Maisie looked at her feet; she was wearing two different shoes. “I don’t like hospitals.”

“Your mom?”

Maisie nodded.

“They’re not all bad, you know. Hospitals.” Patrick sighed, scrambling for an example. His head hurt; there was a tiny person inside his brain kicking the back of his eyeball. If he were going to have an aneurysm, this was probably the worst time but best place. “You were born in one. That’s . . . good. Right? It’s where we met.”

“You met me at the hospital?”

“Yeah. I wasn’t going to. Fly all the way across the country. Babies don’t really do anything, you know. I didn’t see the rush. But your mom insisted and the show was on winter hiatus. She said I was Dad’s brother. Her brother now, too. I was family. And that’s what family does.”

Maisie scrunched her features together in the center of her face. “What’s ‘hiatus’?”

“It’s a break. Like, a vacation from regular life until things start up again.” Patrick saw a connection. “You’re kind of on a hiatus right now.”

“And you met me and you were happy you did?”

“Oh, god no. It was a lot of pressure on me. A lot of people watching me, which—don’t get me wrong.

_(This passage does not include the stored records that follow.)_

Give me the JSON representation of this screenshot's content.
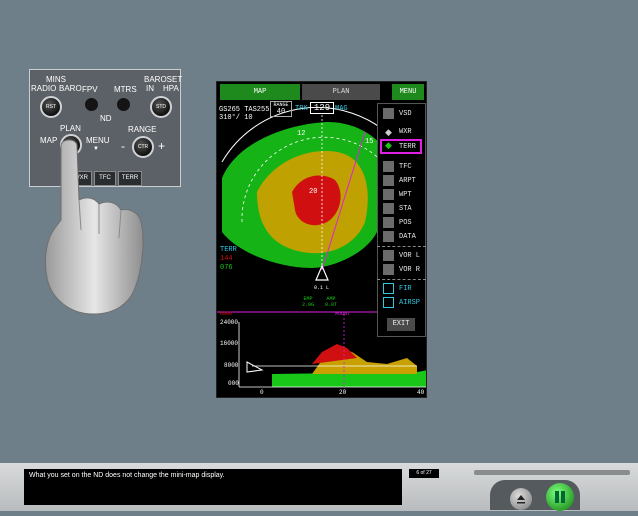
{
  "efis_panel": {
    "mins_label": "MINS",
    "radio_label": "RADIO",
    "baro_label": "BARO",
    "fpv_label": "FPV",
    "mtrs_label": "MTRS",
    "baroset_label": "BAROSET",
    "in_label": "IN",
    "hpa_label": "HPA",
    "rst_label": "RST",
    "std_label": "STD",
    "nd_label": "ND",
    "plan_label": "PLAN",
    "map_label": "MAP",
    "menu_label": "MENU",
    "range_label": "RANGE",
    "ctr_label": "CTR",
    "minus_label": "-",
    "plus_label": "+",
    "wxr_button": "WXR",
    "tfc_button": "TFC",
    "terr_button": "TERR"
  },
  "nd": {
    "tab_map": "MAP",
    "tab_plan": "PLAN",
    "menu_button": "MENU",
    "gs_line": "GS265 TAS255",
    "wind_line": "310°/ 10",
    "range_label": "RANGE",
    "range_value": "40",
    "trk_label": "TRK",
    "heading_value": "129",
    "mag_label": "MAG",
    "compass_12": "12",
    "compass_15": "15",
    "range_ring_20": "20",
    "terr_label": "TERR",
    "terr_high": "144",
    "terr_low": "076",
    "aircraft_scale": "0.1 L",
    "emp_label": "EMP",
    "emp_value": "2.0G",
    "amp_label": "AMP",
    "amp_value": "0.0T",
    "menu_items": [
      "VSD",
      "WXR",
      "TERR",
      "TFC",
      "ARPT",
      "WPT",
      "STA",
      "POS",
      "DATA",
      "VOR L",
      "VOR R",
      "FIR",
      "AIRSP",
      "EXIT"
    ],
    "vsd": {
      "top_left": "6000",
      "top_mid": "MOUNT",
      "y_labels": [
        "24000",
        "16000",
        "8000",
        "000"
      ],
      "x_labels": [
        "0",
        "20",
        "40"
      ]
    }
  },
  "bottom_bar": {
    "caption": "What you set on the ND does not change the mini-map display.",
    "page_counter": "6 of 27"
  },
  "colors": {
    "background": "#6f7f8a",
    "nd_green_tab": "#1e8a1e",
    "terrain_green": "#18c718",
    "terrain_yellow": "#c8a000",
    "terrain_red": "#d01010",
    "magenta": "#e020e0",
    "cyan": "#30c8e0"
  },
  "icons": [
    "hand-pointer-icon",
    "aircraft-symbol-icon",
    "eject-icon",
    "pause-icon"
  ]
}
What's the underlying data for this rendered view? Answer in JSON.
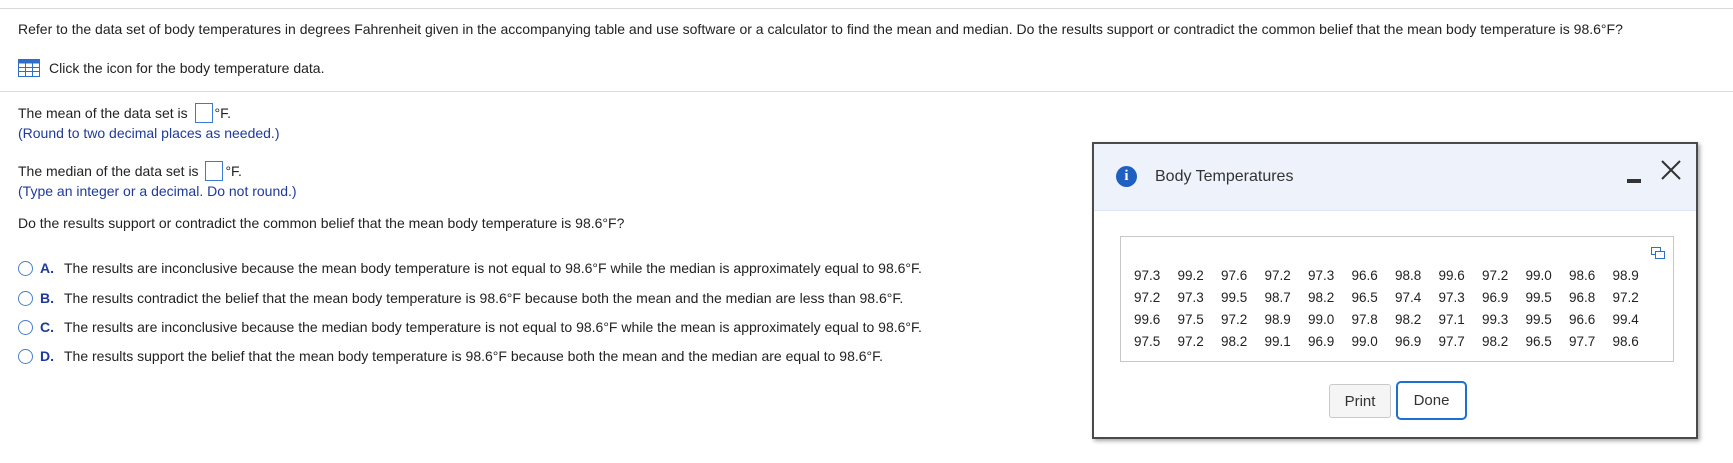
{
  "question": {
    "text": "Refer to the data set of body temperatures in degrees Fahrenheit given in the accompanying table and use software or a calculator to find the mean and median. Do the results support or contradict the common belief that the mean body temperature is 98.6°F?",
    "data_link": "Click the icon for the body temperature data."
  },
  "mean": {
    "prefix": "The mean of the data set is",
    "suffix": "°F.",
    "value": "",
    "hint": "(Round to two decimal places as needed.)"
  },
  "median": {
    "prefix": "The median of the data set is",
    "suffix": "°F.",
    "value": "",
    "hint": "(Type an integer or a decimal. Do not round.)"
  },
  "support_question": "Do the results support or contradict the common belief that the mean body temperature is 98.6°F?",
  "options": [
    {
      "letter": "A.",
      "text": "The results are inconclusive because the mean body temperature is not equal to 98.6°F while the median is approximately equal to 98.6°F."
    },
    {
      "letter": "B.",
      "text": "The results contradict the belief that the mean body temperature is 98.6°F because both the mean and the median are less than 98.6°F."
    },
    {
      "letter": "C.",
      "text": "The results are inconclusive because the median body temperature is not equal to 98.6°F while the mean is approximately equal to 98.6°F."
    },
    {
      "letter": "D.",
      "text": "The results support the belief that the mean body temperature is 98.6°F because both the mean and the median are equal to 98.6°F."
    }
  ],
  "dialog": {
    "title": "Body Temperatures",
    "rows": [
      [
        "97.3",
        "99.2",
        "97.6",
        "97.2",
        "97.3",
        "96.6",
        "98.8",
        "99.6",
        "97.2",
        "99.0",
        "98.6",
        "98.9"
      ],
      [
        "97.2",
        "97.3",
        "99.5",
        "98.7",
        "98.2",
        "96.5",
        "97.4",
        "97.3",
        "96.9",
        "99.5",
        "96.8",
        "97.2"
      ],
      [
        "99.6",
        "97.5",
        "97.2",
        "98.9",
        "99.0",
        "97.8",
        "98.2",
        "97.1",
        "99.3",
        "99.5",
        "96.6",
        "99.4"
      ],
      [
        "97.5",
        "97.2",
        "98.2",
        "99.1",
        "96.9",
        "99.0",
        "96.9",
        "97.7",
        "98.2",
        "96.5",
        "97.7",
        "98.6"
      ]
    ],
    "print_label": "Print",
    "done_label": "Done"
  },
  "colors": {
    "accent": "#1f6fd1",
    "hint": "#1f3a9a",
    "header_bg": "#eef3fb"
  }
}
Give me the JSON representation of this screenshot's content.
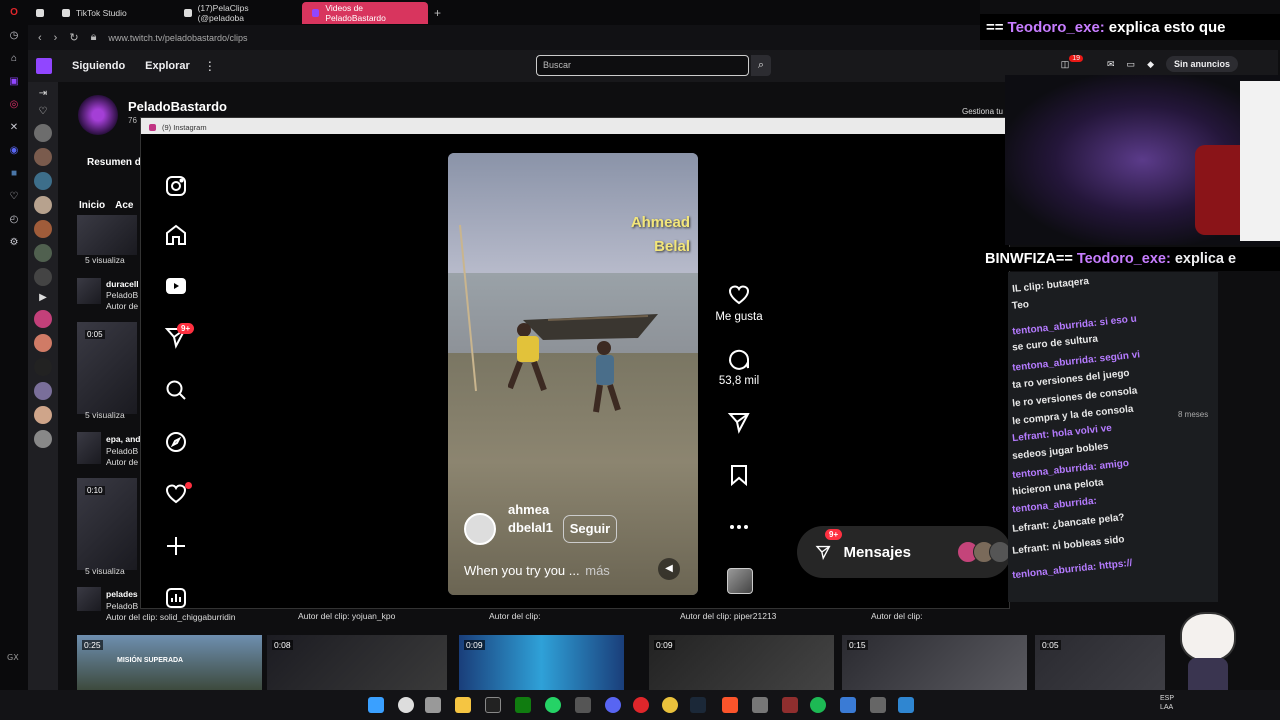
{
  "browser": {
    "tabs": [
      {
        "label": "TikTok Studio"
      },
      {
        "label": "(17)PelaClips (@peladoba"
      },
      {
        "label": "Videos de PeladoBastardo"
      }
    ],
    "url": "www.twitch.tv/peladobastardo/clips",
    "gx_label": "GX"
  },
  "stream_overlay": {
    "chat_banner_prefix": "==",
    "chat_banner_user": "Teodoro_exe:",
    "chat_banner_msg": "explica esto que",
    "chat_banner2_prefix": "BINWFIZA==",
    "chat_banner2_user": "Teodoro_exe:",
    "chat_banner2_msg": "explica e",
    "chat_lines": [
      "IL clip: butaqera",
      "Teo",
      "tentona_aburrida: si eso u",
      "se curo de sultura",
      "tentona_aburrida: según vi",
      "ta ro versiones del juego",
      "le ro versiones de consola",
      "le compra y la de consola",
      "Lefrant: hola volvi ve",
      "sedeos jugar bobles",
      "tentona_aburrida: amigo",
      "hicieron una pelota",
      "tentona_aburrida:",
      "Lefrant: ¿bancate pela?",
      "Lefrant: ni bobleas sido",
      "tenlona_aburrida: https://"
    ],
    "chat_time": "8 meses"
  },
  "twitch": {
    "nav": {
      "following": "Siguiendo",
      "explore": "Explorar",
      "search_placeholder": "Buscar",
      "notif_count": "19",
      "no_ads": "Sin anuncios"
    },
    "channel_name": "PeladoBastardo",
    "channel_followers": "76",
    "manage_sub": "Gestiona tu suscripción",
    "summary": "Resumen d",
    "tabs": [
      "Inicio",
      "Ace"
    ],
    "clips_left": [
      {
        "views": "5 visualiza"
      },
      {
        "title": "duracell",
        "channel": "PeladoB",
        "author": "Autor de"
      },
      {
        "duration": "0:05"
      },
      {
        "views": "5 visualiza"
      },
      {
        "title": "epa, and",
        "channel": "PeladoB",
        "author": "Autor de"
      },
      {
        "duration": "0:10"
      },
      {
        "views": "5 visualiza"
      },
      {
        "title": "pelades",
        "channel": "PeladoB",
        "author": "Autor del clip: solid_chiggaburridin"
      }
    ],
    "bottom_authors": [
      "Autor del clip: yojuan_kpo",
      "Autor del clip:",
      "Autor del clip: piper21213",
      "Autor del clip:"
    ],
    "bottom_durations": [
      "0:25",
      "0:08",
      "0:09",
      "0:09",
      "0:15",
      "0:05"
    ],
    "bottom_thumb_text": "MISIÓN SUPERADA"
  },
  "instagram": {
    "window_title": "(9) Instagram",
    "nav_badge": "9+",
    "reel": {
      "overlay_name_line1": "Ahmead",
      "overlay_name_line2": "Belal",
      "username": "ahmeadbelal1",
      "follow_label": "Seguir",
      "description": "When you try you ...",
      "more": "más"
    },
    "actions": {
      "like_label": "Me gusta",
      "comment_count": "53,8 mil"
    },
    "messages": {
      "label": "Mensajes",
      "badge": "9+"
    }
  },
  "taskbar": {
    "lang_line1": "ESP",
    "lang_line2": "LAA"
  }
}
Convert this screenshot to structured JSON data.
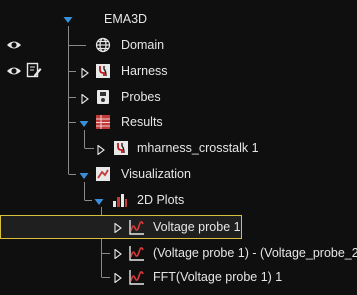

I normally like. But everyone was looking at me like you might somehow change me, and no offense, but we had just met.”

“Change you how?”

“That’s just it! I don’t know. Get me to settle down with someone, maybe. Put me on a more secure path in the wake of . . .” Joe. “But babies are scary!”

“No they’re not.”

“They’re not?”

“No.”

Patrick considered this counterpoint, but didn’t find the merit. “Well, I beg to differ. They’re really small, for one. You have to support their necks. And they don’t talk to you, they just scream. I never knew what you wanted. Which was, as it turns out, just fine with your mom. I don’t think she really wanted to let you go.” Maisie took his hand and held it. Patrick swallowed hard to clear his throat. “But everyone else. They just looked at me, holding you.” Patrick glanced up at the television. It was tuned in to KMIR, a local station. They played the same shaky footage, mostly captured on cell phones, over and over on a loop. Traffic lights swaying. Jars and cans knocked off the shelf at Albertsons. That sort of thing. Occasionally they mixed in some footage of a needle going haywire on whatever the machine was at Caltech that measured seismic activity, and put up a graphic of a tweet from seismologist Dr. Lucy Jones.

“Why are there earthquakes, anyway?” Maisie sounded completely depleted, like she was struggling to remain interested in something that terrified her an hour ago.